I could tell that George Bell had a long view of the world. George wasn’t
caught up in today, like most young people. He knew how things worked, that
sometimes you were on top of the world, and sometimes it was on top of you. When
the world fell on him, George Bell never hesitated. He picked it up and carried
it, ready to do so for as long as he needed.

“The
thing about George,” his high school coach, Richard Bailey, told me,
“he never doubted himself. Athletically, he never doubts himself. He was
like, ‘Coach, I’m going to come back. I will be back.’ You never heard him
question that he was going to come back.”

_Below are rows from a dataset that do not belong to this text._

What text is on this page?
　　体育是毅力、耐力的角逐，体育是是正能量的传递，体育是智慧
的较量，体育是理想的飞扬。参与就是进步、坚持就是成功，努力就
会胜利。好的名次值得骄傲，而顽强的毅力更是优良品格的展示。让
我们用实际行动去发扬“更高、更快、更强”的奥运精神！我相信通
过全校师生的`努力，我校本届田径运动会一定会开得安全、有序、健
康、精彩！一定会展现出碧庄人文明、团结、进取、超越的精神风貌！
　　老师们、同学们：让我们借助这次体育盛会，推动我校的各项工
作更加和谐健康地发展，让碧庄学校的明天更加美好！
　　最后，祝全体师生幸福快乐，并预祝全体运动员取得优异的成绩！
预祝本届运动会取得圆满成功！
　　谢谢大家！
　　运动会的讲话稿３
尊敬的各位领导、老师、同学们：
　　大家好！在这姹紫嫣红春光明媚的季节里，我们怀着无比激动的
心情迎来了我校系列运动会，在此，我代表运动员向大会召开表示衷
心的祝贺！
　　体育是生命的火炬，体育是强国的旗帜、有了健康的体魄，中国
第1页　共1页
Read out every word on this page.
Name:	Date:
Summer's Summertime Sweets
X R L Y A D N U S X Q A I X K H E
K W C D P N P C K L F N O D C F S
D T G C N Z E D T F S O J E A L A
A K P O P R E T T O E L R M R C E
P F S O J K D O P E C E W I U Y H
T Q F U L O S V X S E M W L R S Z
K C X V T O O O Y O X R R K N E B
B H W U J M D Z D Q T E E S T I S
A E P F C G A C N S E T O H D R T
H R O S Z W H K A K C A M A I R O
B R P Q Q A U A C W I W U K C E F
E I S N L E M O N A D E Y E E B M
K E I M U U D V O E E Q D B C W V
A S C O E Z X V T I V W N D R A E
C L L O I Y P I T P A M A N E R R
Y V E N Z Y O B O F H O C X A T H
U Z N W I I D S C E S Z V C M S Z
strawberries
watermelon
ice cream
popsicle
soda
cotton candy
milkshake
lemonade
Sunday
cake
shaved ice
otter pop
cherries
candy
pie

But four years later, George Bell is faced with the idea that he can’t
make it back.

I hate this. I don’t think I’ve ever rooted harder for a player than I have
for the quiet, determined Bell. But in the back of my mind, because of the
things I had read and heard over the years, I knew it was more likely that he
would never be able to reach his full potential, because of that knee.

We saw flashes of hope. In 2005, Bell scored his first college TD against
Duke. He scored again against Marshall, and against Virginia, he dominated the
Cavaliers in the late going with 12 carries for 74 yards. There were days when
Bell looked strong and agile, and days where he appeared to be laboring a bit,
but he was making progress.

It now looks as if the 2005 UVa game will be the high point of George Bell’s
Virginia Tech career, which is a shame. Maybe he’ll make an amazing comeback,
but it doesn’t seem likely. The only decision Bell has to make is whether he
wants to stay at VT and get his degree, or transfer and try to play somewhere
else. If you’re wondering, his major at Virginia Tech is Human Development,
which is somewhat ironic, given that he is one of the more developed humans,
physically and emotionally, that you’ll ever meet.

A few paragraphs from the recruiting profile that I wrote on George over two
and a half years ago come back to haunt George and his many fans:

… after interviewing Bell and his coach, Richard Bailey, the day before
Bell departed Fayetteville for Virginia Tech in January, I know a few things
about George Bell at this point. Number one, Bell is ready for the challenge.
Number two, he has the temperament and work ethic.

Number three, there’s that knee.

It’s the fall of 2006, and we now know that barring something miraculous,
despite Bell’s readiness for the challenge, and despite his temperament and work
ethic, the knee has won. A couple of decades from now, I hope that football will
be a distant memory for George Bell, and I hope that he’ll no longer be defined
by that knee, but by his determination and work ethic. Those traits couldn’t
save his football career, but they’ll serve him well the rest of his life.